In November 1942, the 17 West Riding (Home Guard) Company paraded, as usual, at the sorting office in Leeman Road, but on this occasion we marched to St Peter's School playing fields.

The five members on guard duty on April 29 had been awarded certificates for good conduct and devotion to duty by the Commander-in-Chief Home Forces. These were presented by Alderman Shaw.

The guard comprised Sergeant R Ken Walker, Huntington Road, telephone engineer; Corporal Harry Jackson, Millfield Road, head office clerk; Private Ernest Peacock, assistant superintendent at the sorting office; myself, Private Harold J Wood, Somerset Road, sorting clerk; and Private D Eastwood, postman driver.

By the time these certificates were presented Private Eastwood had become Gunner Eastwood in an anti-tank regiment and I had been accepted for aircrew training.

Our Home Guard Company was probably the smartest and most proficient in this area, chiefly because many of its personnel were time-expired service regulars.

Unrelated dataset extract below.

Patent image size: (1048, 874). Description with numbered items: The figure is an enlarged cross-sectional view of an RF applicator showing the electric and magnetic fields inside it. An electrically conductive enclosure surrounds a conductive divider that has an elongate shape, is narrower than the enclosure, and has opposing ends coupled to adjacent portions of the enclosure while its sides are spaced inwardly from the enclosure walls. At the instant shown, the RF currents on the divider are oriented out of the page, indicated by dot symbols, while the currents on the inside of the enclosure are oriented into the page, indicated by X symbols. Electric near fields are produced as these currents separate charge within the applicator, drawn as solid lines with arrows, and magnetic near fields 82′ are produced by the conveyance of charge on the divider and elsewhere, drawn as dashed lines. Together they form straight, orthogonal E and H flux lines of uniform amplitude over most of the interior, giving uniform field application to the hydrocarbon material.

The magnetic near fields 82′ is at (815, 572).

We paraded every Sunday and the three platoons were variously learning the intricacies of the Northover Projector, Molotov cocktails and other anti-tank weapons.

Visits to the army rifle ranges at Strensall provided us with hands-on experiences. Weekend camps at Heslington gave us training in surviving and operating in the countryside both in daylight and on night exercises.

Following the annual November Remembrance Parade I met up with a city councillor I have known for 55 years and learned for the first time that he was patrolling a Beaufighter from RAF Church Fenton and operating over Leeds on the night of the York raid.

Apparently the thinking that night was the York raid was a diversionary raid and he and his colleagues were further west ready for the main bomber force. Flight testing his aircraft the following morning and flying over York he was shattered to see the smoking devastation rising from the city.

As a further coincidence I attended the Leo Kessler lecture at the Tempest Anderson Hall last year and proffered the information on the direction of the approach by the attacking aircraft and the bomb which fell near the Half Moon hotel was probably the last one on a bombing run.

The lady in front of me turned around and said her father, Harry Moor, the landlord, had been on night war work and she, as a three year old, had been sheltering with her mother under the bar shelving.